Add the injury woes that kept Roach and Mitchell out of Saturday night’s loss on top off all that and some important context comes into focus: this Duke team hasn’t yet fully cohered yet. The Blue Devils have played 5 different starting lineups. Their longest stretch with the same starting unit is just eight games, a deceiving metric considering that Proctor returned from injury, playing starter’s minutes as the sixth man, midway through that stretch.
This Duke team, while extremely talented and one of the school’s more experienced groups in the one-and-done era, has been scrambling all season. They’re a speedboat with a defective hull: while to the casual observer they look like they should be racing by the competition, in reality they’re constantly working to plug holes below deck.
The good news is that NCAA basketball is unique, perhaps in all of sports, in that it’s a sprint disguised as a marathon. Come March, the marathon of a long season gets distilled down into seeding in a single-elimination tournament, the sprint that decides the champion. If the Blue Devils can find a way to permanently fix the hull of their metaphorical speedboat by then, losses like last night’s to Pittsburgh won’t matter, nor will whether they end up a 2 or a 5 seed. One need look no further than last year’s National Champions to see that: UConn finished the season with eight losses (including a stretch starting in the end of December in which they lost six of eight games) and was a four seed in the NCAA Tournament, but won each of their six tournament games by double digits.

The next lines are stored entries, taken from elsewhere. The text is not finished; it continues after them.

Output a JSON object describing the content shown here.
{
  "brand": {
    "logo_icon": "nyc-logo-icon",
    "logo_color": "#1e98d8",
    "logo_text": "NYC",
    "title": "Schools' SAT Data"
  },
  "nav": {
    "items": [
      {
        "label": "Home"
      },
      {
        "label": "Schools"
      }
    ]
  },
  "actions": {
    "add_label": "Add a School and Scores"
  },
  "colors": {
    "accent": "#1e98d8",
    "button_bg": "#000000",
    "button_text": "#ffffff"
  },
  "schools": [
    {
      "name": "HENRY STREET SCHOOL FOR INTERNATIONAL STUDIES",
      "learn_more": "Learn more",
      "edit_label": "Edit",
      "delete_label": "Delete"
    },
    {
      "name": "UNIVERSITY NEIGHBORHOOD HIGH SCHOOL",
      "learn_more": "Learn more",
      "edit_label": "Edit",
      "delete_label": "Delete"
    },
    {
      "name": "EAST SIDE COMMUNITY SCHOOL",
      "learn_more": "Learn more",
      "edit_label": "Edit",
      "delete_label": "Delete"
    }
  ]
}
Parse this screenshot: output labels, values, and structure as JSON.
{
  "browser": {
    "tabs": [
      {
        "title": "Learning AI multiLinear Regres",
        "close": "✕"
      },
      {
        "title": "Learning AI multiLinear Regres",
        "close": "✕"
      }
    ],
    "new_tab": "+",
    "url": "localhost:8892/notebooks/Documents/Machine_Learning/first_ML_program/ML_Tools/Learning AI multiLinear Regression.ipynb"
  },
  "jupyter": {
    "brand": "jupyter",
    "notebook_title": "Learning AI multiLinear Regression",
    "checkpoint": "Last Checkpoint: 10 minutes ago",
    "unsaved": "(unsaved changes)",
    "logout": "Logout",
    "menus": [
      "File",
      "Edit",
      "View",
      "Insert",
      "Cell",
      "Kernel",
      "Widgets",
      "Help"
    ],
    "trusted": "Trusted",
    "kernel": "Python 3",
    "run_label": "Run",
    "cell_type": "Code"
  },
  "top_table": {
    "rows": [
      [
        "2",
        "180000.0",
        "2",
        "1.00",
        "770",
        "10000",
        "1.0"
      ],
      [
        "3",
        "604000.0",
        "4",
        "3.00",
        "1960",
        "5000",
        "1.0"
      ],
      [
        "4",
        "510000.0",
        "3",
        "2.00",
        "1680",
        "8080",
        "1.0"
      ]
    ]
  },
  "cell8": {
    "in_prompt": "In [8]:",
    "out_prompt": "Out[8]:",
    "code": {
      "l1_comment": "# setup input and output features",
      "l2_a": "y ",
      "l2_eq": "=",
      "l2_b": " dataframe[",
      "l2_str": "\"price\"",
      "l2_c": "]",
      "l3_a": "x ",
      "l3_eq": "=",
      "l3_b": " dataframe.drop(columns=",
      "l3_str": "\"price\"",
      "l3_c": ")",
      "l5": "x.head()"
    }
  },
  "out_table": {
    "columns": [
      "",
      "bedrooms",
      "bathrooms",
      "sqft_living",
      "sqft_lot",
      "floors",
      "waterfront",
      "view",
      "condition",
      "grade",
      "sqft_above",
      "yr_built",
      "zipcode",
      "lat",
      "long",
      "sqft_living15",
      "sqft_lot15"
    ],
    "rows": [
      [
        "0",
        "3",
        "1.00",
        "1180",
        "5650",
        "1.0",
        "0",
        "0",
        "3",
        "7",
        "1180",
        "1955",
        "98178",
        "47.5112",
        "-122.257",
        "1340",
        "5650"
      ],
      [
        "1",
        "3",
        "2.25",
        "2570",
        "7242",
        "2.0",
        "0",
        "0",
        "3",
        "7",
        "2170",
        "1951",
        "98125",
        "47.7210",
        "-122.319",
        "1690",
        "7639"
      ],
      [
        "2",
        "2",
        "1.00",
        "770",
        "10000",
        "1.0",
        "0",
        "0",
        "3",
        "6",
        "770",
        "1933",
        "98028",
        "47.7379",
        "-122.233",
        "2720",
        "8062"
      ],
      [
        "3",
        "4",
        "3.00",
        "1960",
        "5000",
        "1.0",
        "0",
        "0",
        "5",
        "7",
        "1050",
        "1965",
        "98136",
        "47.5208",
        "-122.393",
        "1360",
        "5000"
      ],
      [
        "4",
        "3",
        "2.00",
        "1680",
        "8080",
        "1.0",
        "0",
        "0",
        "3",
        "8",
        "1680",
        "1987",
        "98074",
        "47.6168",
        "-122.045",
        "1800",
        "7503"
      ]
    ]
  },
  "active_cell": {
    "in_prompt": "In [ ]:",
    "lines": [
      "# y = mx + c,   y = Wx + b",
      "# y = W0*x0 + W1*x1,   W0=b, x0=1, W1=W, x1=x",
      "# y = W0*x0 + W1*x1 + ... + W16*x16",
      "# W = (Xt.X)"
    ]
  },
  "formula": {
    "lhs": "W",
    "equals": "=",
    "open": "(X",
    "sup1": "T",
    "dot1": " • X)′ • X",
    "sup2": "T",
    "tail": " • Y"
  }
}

Duke is in better shape now than last year’s UConn team, as by all reports the injuries that have derailed the Blue Devils will get better soon. They’re in far better shape than last year’s North Carolina squad, who entered the season with a similarly lofty pre-season ranking before historically collapsing.
And, lest we forget, even the best Duke teams have suffered bad losses like last night’s: the 2019 Zion Williamson led squad lost at home to Syracuse in an eerily similar game where the Blue Devils were missing Cam Reddish and lost Tre Jones to injury in the opening minutes; the 2015 National Champions lost back-to-back games to unranked opponents in January, including a 16 point home loss.
Duke is still the same team that won eight straight games, including two road contests and a neutral site victory over a Top 10 team, before last night. One disappointing loss, when the team was at the weakest it’ll likely be all year and the opponent played it’s best basketball, doesn’t change that.
All that matters is that the speed boat is up and running at peak efficiency come March.